A reader writes:
Is there to be Holy Eucharist distributed on Good Friday?
That's a great question, and I suspect that many Catholics don't know the answer off the top of our heads. After all, Good Friday comes round but once per year, and while we may remember that the liturgy is somewhat different (including a reading of the Passion, a number of general intercessions, and the veneration of the Cross), we may not even remember that the liturgy is not a Mass.
But if Mass is not celebrated on Good Friday, then there is no Holy Communion, right? Wrong.
Since there is no Mass, no bread and wine are consecrated. But consecrated Hosts are reserved from the Mass of the Lord's Supper on the evening of Holy Thursday, and after the veneration of the Cross, the Hosts are distributed to the faithful.
This is called the Liturgy of the Presanctified--literally, "that which was made holy before." In the Eastern Catholic and Eastern Orthodox Churches, the Eucharist is only consecrated on Sundays and feast days during Lent, so similar Liturgies of the Presanctified are held during the week to distribute Communion to the faithful.

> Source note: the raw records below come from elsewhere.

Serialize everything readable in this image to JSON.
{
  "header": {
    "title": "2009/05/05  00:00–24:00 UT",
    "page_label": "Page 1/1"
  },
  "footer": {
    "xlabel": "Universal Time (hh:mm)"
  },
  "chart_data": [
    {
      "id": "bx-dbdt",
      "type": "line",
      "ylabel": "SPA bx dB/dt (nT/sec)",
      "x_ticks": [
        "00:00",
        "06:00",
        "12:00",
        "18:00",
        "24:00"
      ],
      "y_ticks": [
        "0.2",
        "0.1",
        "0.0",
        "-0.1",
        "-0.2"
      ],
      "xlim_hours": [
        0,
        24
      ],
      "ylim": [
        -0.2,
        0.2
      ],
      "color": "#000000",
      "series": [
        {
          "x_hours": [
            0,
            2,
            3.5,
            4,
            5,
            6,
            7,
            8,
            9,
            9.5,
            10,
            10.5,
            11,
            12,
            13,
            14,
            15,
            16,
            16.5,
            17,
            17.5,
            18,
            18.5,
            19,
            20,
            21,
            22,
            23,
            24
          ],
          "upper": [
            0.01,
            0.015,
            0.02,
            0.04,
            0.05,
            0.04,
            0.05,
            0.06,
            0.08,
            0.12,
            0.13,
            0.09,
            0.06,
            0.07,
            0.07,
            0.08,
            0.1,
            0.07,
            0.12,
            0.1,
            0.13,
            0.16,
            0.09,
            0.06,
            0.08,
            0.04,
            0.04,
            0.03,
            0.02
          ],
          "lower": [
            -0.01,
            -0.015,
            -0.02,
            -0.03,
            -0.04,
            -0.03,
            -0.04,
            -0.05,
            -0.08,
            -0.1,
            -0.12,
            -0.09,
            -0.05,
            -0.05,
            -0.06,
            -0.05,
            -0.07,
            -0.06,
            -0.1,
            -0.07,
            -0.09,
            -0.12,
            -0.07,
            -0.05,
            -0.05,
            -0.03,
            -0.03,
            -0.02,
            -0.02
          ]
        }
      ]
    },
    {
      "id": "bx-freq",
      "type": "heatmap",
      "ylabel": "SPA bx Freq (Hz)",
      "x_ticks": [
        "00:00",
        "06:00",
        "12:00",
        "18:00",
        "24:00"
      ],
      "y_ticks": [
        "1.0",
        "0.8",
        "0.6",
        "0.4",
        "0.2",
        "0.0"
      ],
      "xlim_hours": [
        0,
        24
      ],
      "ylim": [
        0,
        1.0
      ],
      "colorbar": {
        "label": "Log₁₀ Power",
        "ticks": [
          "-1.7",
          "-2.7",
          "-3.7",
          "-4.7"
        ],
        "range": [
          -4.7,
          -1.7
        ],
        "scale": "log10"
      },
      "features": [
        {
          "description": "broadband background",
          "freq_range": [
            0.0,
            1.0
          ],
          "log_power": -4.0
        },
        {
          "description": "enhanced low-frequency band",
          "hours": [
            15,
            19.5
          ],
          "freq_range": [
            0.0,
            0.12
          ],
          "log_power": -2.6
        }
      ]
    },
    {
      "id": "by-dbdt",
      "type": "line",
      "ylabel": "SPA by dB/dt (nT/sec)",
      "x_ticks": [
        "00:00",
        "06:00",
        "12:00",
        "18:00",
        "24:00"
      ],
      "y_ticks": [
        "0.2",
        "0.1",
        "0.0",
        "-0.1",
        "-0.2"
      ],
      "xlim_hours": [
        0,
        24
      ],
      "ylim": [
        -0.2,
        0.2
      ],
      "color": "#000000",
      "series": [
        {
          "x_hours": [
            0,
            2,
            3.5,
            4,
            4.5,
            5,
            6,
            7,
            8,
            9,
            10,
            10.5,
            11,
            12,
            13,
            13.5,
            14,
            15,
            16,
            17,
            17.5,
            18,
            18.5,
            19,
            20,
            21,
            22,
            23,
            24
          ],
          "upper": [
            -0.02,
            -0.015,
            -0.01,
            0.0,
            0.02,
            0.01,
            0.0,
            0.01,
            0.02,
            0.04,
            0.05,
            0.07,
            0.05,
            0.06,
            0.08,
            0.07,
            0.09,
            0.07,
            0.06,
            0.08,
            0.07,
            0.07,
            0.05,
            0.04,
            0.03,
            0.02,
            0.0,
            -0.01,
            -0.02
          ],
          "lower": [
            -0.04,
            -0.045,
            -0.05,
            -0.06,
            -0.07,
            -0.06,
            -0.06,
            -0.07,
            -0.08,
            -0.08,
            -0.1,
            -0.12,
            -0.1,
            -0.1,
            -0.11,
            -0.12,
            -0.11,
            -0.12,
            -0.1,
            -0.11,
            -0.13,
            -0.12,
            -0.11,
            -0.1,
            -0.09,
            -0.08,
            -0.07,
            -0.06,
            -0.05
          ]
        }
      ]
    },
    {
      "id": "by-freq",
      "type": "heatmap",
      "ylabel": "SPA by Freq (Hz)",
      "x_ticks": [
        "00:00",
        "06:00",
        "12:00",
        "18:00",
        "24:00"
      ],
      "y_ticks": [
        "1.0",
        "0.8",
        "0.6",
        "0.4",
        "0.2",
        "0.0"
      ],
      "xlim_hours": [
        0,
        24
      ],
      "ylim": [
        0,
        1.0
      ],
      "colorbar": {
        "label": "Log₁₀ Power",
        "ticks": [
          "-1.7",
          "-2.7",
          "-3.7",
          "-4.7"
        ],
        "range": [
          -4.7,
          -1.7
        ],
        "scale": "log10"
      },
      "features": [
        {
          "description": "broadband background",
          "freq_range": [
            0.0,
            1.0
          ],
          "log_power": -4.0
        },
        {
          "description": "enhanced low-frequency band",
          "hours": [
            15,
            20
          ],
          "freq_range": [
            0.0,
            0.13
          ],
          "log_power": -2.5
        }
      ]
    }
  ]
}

At one point, this was the practice in the West as well, but today it survives only in the Good Friday liturgy. For centuries, too, only the priest received Holy Communion at the Liturgy of the Presanctified on Good Friday in the Latin Rite. That was changed with a reform of the rites for Holy Week that went into effect in 1956. From that point on, in both the traditional Latin Mass and the later Novus Ordo, the faithful have received Communion along with the priest.